Micromedical VHIT device -- looks just like their regular VENG goggles. This is branded "VisualEyes".
Certainly the biggest problem with the VHIT is that the goggles may not adhere firmly to the face. There are a lot of moving parts here, and they don't always stick together. When the head is thrust one way, the camera tries to stay behind due to inertia, and thus the eye velocity can be wrong as the camera bounces around on the face (I am exaggerating).
When severe, this causes a "backlash" pattern on the VHIT trace where the eye velocity first goes one way, and then retraces. This presumably happens as the head and goggles rejoin company.

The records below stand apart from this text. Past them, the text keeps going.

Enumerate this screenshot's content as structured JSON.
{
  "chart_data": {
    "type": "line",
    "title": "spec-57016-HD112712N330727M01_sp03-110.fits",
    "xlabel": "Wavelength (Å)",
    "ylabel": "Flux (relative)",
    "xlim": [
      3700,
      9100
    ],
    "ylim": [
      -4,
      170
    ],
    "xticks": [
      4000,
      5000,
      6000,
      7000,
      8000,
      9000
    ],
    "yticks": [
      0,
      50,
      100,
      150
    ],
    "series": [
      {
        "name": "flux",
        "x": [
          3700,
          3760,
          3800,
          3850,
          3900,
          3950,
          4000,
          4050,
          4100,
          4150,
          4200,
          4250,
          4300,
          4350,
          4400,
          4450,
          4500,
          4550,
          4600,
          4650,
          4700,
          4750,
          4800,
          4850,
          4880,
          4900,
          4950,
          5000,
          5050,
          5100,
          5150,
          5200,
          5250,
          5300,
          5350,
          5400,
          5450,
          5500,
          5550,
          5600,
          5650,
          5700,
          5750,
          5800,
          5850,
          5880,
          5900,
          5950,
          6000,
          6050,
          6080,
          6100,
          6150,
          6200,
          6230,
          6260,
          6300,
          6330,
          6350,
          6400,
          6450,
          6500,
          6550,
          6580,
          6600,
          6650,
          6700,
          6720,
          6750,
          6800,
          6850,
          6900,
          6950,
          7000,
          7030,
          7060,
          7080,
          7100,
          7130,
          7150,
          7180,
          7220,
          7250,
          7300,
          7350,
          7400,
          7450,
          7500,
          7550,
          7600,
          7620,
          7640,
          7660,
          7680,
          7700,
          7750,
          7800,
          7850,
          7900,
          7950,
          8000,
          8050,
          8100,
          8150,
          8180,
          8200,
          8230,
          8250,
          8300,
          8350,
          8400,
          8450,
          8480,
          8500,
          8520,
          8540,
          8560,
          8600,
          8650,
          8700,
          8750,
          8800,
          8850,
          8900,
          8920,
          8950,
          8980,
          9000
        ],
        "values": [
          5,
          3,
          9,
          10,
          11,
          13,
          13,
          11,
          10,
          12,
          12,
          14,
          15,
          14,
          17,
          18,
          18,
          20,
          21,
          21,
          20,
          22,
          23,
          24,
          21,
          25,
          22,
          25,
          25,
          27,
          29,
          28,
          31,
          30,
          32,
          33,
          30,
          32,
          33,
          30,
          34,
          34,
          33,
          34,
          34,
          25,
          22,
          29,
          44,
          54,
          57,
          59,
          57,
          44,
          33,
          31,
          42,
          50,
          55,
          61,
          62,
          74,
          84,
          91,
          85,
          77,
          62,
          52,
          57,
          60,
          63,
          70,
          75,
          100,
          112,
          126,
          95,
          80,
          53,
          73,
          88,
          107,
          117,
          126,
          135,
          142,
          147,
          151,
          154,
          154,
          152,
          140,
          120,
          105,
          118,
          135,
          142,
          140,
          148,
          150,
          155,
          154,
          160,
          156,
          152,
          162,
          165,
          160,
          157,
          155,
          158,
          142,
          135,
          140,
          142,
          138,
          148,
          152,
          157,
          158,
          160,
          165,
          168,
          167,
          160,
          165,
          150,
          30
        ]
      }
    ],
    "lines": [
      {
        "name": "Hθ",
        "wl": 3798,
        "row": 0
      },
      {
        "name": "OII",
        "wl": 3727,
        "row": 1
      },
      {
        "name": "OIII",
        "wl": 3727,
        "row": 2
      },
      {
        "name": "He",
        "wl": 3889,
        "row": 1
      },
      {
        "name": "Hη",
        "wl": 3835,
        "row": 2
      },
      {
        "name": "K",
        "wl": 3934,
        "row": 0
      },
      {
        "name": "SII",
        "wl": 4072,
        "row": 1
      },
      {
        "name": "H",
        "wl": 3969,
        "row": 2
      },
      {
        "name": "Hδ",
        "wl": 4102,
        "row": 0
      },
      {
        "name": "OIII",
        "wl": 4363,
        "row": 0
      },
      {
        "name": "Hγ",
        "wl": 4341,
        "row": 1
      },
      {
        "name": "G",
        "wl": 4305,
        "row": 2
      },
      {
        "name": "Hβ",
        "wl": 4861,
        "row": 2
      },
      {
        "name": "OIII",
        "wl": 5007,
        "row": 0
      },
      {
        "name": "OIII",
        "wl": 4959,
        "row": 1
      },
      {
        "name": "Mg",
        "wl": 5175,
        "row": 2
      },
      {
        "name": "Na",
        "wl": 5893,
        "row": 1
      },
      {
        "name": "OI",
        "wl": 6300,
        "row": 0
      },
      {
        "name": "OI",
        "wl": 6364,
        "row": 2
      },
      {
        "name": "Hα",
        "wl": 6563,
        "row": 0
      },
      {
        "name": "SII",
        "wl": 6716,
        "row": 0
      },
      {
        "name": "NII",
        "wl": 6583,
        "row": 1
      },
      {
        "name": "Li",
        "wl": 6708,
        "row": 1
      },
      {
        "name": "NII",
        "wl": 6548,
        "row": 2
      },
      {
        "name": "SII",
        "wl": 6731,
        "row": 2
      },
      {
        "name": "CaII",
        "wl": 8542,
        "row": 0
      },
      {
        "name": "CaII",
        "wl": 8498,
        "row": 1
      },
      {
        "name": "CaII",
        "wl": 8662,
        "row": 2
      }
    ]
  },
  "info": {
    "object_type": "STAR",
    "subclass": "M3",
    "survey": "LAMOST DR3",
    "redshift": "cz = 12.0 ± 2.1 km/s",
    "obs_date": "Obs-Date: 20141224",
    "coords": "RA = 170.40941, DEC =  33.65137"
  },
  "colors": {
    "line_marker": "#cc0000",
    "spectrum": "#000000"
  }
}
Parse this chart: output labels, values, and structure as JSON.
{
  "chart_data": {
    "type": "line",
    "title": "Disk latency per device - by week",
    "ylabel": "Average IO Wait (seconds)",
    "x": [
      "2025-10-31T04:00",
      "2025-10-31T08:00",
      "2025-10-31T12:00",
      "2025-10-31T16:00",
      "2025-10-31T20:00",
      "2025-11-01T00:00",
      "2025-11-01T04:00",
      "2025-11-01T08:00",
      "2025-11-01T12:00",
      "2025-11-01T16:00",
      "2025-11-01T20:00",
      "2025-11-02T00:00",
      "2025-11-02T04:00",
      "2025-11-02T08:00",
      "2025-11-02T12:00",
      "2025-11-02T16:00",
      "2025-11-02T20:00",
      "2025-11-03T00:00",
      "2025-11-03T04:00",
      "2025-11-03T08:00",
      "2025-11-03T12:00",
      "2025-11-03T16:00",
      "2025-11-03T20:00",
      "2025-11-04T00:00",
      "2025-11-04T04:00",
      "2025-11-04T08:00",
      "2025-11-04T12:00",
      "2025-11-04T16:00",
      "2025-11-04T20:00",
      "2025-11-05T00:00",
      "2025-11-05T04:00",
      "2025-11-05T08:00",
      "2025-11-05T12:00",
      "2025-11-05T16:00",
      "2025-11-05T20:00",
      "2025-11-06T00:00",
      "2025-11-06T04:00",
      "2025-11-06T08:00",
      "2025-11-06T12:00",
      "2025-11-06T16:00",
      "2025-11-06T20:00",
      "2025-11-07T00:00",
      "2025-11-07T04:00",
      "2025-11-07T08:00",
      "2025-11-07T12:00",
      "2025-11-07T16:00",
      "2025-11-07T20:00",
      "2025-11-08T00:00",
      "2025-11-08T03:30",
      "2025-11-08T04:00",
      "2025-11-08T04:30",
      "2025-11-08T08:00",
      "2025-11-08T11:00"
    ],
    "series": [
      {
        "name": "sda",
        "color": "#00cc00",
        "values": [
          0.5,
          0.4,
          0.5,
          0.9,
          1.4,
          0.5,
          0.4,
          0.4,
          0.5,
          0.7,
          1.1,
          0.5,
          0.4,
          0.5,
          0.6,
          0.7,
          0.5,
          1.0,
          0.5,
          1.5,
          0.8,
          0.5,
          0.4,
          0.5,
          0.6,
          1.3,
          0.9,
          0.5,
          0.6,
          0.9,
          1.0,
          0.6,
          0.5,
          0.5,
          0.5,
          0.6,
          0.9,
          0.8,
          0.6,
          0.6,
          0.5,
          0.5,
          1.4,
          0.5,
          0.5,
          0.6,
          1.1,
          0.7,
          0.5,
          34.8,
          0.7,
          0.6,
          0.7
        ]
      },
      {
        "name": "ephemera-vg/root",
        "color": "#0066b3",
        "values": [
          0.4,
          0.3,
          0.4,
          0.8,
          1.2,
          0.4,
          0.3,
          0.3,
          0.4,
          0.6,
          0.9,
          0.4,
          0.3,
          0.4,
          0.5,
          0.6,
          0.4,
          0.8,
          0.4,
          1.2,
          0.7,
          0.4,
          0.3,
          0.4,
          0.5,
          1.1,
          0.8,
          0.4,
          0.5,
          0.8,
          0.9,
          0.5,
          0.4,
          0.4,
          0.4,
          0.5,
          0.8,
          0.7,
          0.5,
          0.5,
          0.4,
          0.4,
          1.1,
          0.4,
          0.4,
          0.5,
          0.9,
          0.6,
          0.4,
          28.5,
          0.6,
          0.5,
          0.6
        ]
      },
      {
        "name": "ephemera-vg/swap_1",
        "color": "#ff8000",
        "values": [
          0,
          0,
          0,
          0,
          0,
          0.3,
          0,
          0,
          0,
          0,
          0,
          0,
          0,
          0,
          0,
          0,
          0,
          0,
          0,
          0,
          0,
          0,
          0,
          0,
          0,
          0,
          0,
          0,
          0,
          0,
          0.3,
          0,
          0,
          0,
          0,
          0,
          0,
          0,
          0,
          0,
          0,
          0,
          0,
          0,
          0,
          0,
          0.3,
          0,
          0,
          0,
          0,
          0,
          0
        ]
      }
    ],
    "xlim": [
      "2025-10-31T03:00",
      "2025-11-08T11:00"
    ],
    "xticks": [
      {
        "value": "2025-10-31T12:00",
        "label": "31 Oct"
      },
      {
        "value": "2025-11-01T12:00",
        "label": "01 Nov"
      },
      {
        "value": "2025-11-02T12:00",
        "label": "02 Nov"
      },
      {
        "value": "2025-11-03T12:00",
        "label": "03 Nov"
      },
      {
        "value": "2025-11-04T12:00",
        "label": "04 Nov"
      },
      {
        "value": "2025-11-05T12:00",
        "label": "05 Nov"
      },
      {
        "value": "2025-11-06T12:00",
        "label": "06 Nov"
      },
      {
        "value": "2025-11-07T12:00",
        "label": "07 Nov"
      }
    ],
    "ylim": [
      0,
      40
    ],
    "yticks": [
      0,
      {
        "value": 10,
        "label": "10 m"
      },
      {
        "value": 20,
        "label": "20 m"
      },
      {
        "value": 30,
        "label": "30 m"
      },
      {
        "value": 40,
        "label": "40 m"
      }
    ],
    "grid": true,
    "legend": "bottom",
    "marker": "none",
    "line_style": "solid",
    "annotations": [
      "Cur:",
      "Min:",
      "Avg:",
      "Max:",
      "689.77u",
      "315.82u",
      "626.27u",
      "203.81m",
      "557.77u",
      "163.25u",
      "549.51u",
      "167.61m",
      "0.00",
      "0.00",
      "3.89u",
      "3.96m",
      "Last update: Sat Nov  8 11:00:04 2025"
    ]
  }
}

Usually this causes a too high gain problem. One knows that this is impossible because there are no corrective saccades. One also knows that this is impossible because almost nobody has a VOR gain of 1.2, and this is commonly seen. The GNO goggles have less of this problem, but it is still there. The GNO goggles are much heavier and have a lot of weight eccentrically, which causes the goggles to slip more in one direction than in the other, and causes the VOR to the left to be wrongly low.
Similarly, the gain may be too high, but there is no backlash pattern. We PRESUME that this is also due to goggle slip, but we are not sure. This pattern is VERY COMMON. VOR gains are often about 1.2. One knows that this is impossible because there are no corrective saccades.
See the main VHIT page for what others report about too high gain -- actually the gain is all over the place.
Practically what this means is that the norms for VHIT, in practical clinical situations, have to be rather broad. The clinician must rely on the corrective saccades to validate the test.
If a patient is told to look here, and actually looks there, the traces will be very odd because there will be corrective saccades based on the wrong position offset. This is rare.
Occasionally, patients with cataract surgery, will have very noisy VHITs, presumably from camera tracking issues. For these patients, the test is basically useless.
If you think doing a VHIT is hard with the horizontal plane, just think about the vertical oblique plane. The camera above is eccentric to the center, so if you rotate the head through the plane of the camera, it will bounce around even MORE. As torsional eye movements are not recorded in the VHIT, it all becomes so much guesswork.
We don't think the 3-axis VHIT test really works. It is fine to do it, but we think best to not to depend on the results.